Um estilo livre. Eu moro em Vargem Grande, a 10 minutos da praia, não é perto, tenho que ir de carro, mas é um trajeto que eu já me acostumei bastante. Gosto de acordar, tomar meu café da manhã, pegar meu carro e surfar no Recreio ou na Prainha. Não são as ondas que a gente mais ama, mas eu estou em casa, tenho vários amigos, e vira e mexe dá umas valinhas iradas para a gente manobrar. Eu me amarro. Gosto bastante da minha vida por aqui, eu tenho a base no Rio, mas viajo para o México e no fim do ano eu vou para o Havaí. Mais para frente, quando for mais velho, acho que vou querer montar a minha família fora. De repente, Califórnia, não sei ainda.

Quais são os seus maiores ídolos?
Na vida, o meu pai e a minha mãe são meus ídolos, as pessoas que eu quero sempre estar perto. Meu pai foi a pessoa que mais me influenciou, eu surfo bem parecido com ele. Ele tem a base bem fechadinha, foi o cara que me ensinou a surfar e a minha infância inteira foi com ele na praia, foi um cara que me inspirou bastante. No surfe, os meus ídolos são Shane Dorian, Clay Marzo, Mason Ho, Andy Irons, tenho vários…

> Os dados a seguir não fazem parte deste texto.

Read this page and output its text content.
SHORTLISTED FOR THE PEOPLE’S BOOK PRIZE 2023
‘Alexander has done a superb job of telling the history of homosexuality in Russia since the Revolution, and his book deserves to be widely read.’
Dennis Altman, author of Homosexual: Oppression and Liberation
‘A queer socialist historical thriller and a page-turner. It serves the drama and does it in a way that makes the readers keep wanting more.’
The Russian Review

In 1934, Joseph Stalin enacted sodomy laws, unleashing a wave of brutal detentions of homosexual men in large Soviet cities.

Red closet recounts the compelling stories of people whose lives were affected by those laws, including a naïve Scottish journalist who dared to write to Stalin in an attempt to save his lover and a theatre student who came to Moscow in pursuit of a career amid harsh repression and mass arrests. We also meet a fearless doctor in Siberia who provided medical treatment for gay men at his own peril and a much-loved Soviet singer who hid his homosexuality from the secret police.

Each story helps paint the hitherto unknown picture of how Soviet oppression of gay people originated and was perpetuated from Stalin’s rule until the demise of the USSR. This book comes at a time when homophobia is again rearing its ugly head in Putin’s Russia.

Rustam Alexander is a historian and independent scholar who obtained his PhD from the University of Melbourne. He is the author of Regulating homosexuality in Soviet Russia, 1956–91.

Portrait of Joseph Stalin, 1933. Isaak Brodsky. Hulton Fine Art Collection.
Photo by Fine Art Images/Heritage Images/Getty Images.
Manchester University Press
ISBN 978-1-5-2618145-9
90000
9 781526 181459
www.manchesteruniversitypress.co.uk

Qual o seu maior sonho de carreira?
Me tornar campeão mundial. Todo o cara que está ali correndo no circuito, todos os anos, dando um gás, acho que ele o objetivo é ser campeão mundial… Ser campeão mundial várias vezes, não é só uma (risos)…. Eu tenho esse sonho e se um dia eu chegar lá poder ajudar os outros. Abrir um centro de treinamento de surfe aqui no recreio que é uma coisa que não tem, para incentivar a galera a iniciar no surfe, e a melhor profissão do mundo para mim.

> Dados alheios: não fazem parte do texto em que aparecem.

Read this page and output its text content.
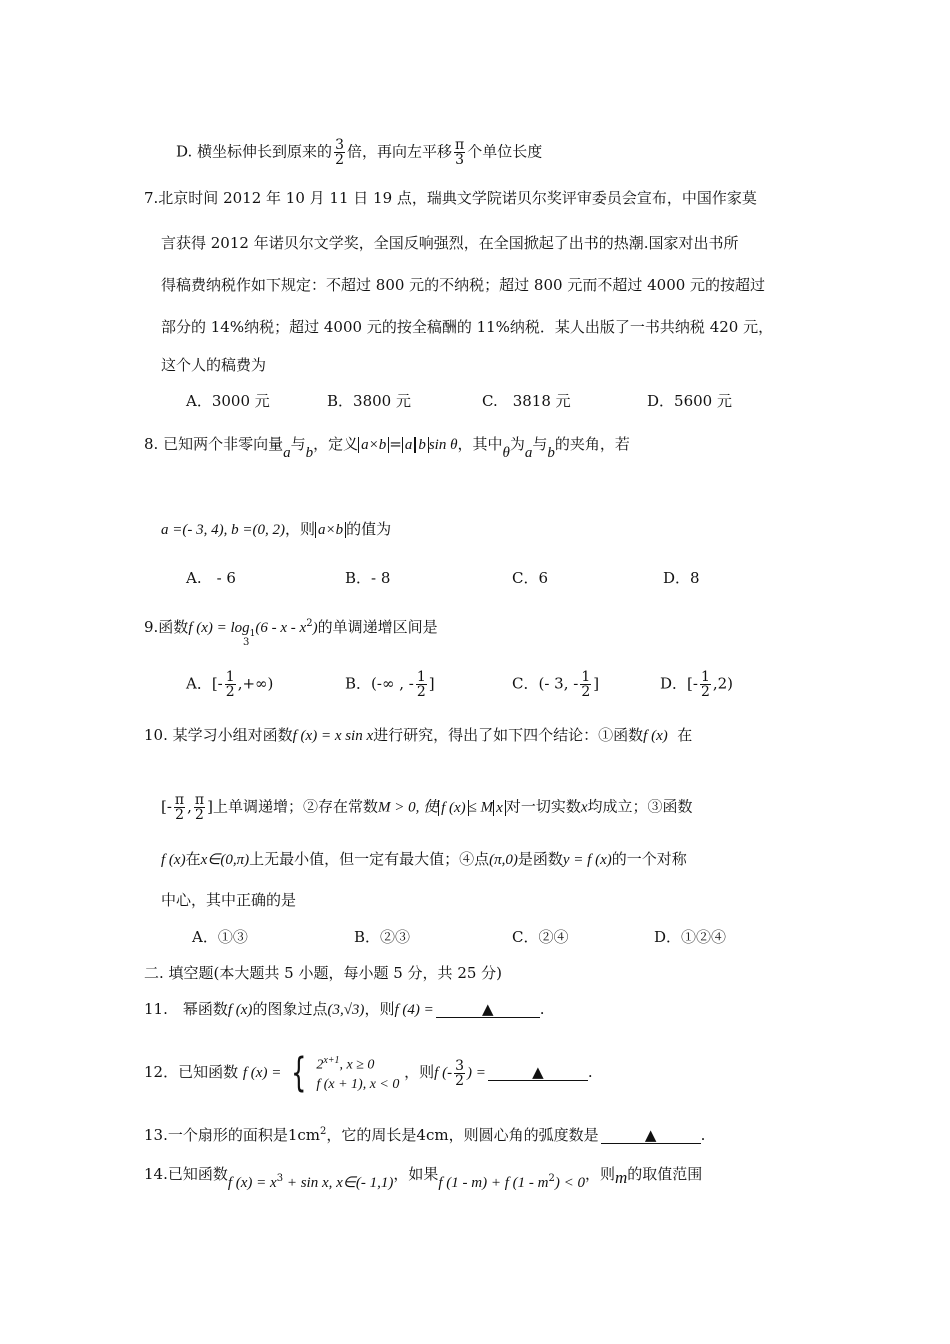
D. 横坐标伸长到原来的 $\frac{3}{2}$ 倍，再向左平移 $\frac{\pi}{3}$ 个单位长度
7.北京时间 2012 年 10 月 11 日 19 点，瑞典文学院诺贝尔奖评审委员会宣布，中国作家莫
言获得 2012 年诺贝尔文学奖，全国反响强烈，在全国掀起了出书的热潮.国家对出书所
得稿费纳税作如下规定：不超过 800 元的不纳税；超过 800 元而不超过 4000 元的按超过
部分的 14%纳税；超过 4000 元的按全稿酬的 11%纳税．某人出版了一书共纳税 420 元，
这个人的稿费为
A．3000 元	B．3800 元	C.　3818 元	D．5600 元
8. 已知两个非零向量a与b，定义 a×b = a b sin θ，其中θ为a与b的夹角，若
a =(- 3, 4), b =(0, 2)，则 a×b 的值为
A.　- 6	B．- 8	C．6	D．8
9.函数f $(x) = \log_1(6 - x - x^2)$的单调递增区间是
3
A．[- $\frac{1}{2}$ ,+∞)	B．(-∞ , - $\frac{1}{2}$ ]	C．(- 3, - $\frac{1}{2}$ ]	D．[- $\frac{1}{2} ,2$)
10. 某学习小组对函数f (x) = x sin x进行研究，得出了如下四个结论：①函数f (x) 在
[- $\frac{\pi}{2}$ , $\frac{\pi}{2}$ ]上单调递增；②存在常数M > 0, 使 f (x) ≤ M x 对一切实数x均成立；③函数
f (x)在x∈(0,π)上无最小值，但一定有最大值；④点(π,0)是函数y = f (x)的一个对称
中心，其中正确的是
A．①③	B．②③	C．②④	D．①②④
二. 填空题(本大题共 5 小题，每小题 5 分，共 25 分)
11.　幂函数f (x)的图象过点(3,√3)，则f (4) =	▲	.
12．已知函数 f (x) = { $2^{x+1}$, x ≥ 0
f (x + 1), x < 0
，则f (- $\frac{3}{2}$ ) =	▲	.
13.一个扇形的面积是$1cm^2$，它的周长是4cm，则圆心角的弧度数是	▲	.
14.已知函数f $(x) = x^3 + \sin x$, x∈(- 1,1)，如果f (1 - m) + f $(1 - m^2) < 0$，则m的取值范围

O que você espera de Puerto Escondido?
Estou animadão, vai entrar um swell de sul que é o mais irado para lá. Não vai estar grandão, mas vai estar com uns 3m. Estou amarradão, vão dar altas ondas. Eu amo estar no México, tenho vários amigos. Espero que esta temporada seja a melhor possível. Estou sempre com a autoestima lá em cima para vir o melhor para mim. Se for com pensamento negativo atrai, né? Acho que vai ser a melhor temporada de todas.

Quais são as apostas para este ano? Quem você apontaria como favoritos ao título?
Onda grande é imprevisível, mas os caras que sempre estão todo ano ali batendo ali na porta são o Twiggy, que foi campeão mundial agora, o Greg Long, que já foi campeão várias vezes, Damien Hobgood, ex-top do CT que surfa muito e pega onda grande também e tem que ficar esperto… Só tem casca grossa, qualquer um pode levar…. E tem o Chumbinho que é a revelação deste ano e vai para o primeiro ano no circuito. Ele vai chegar com tudo, mas eu também vou chegar com tudo.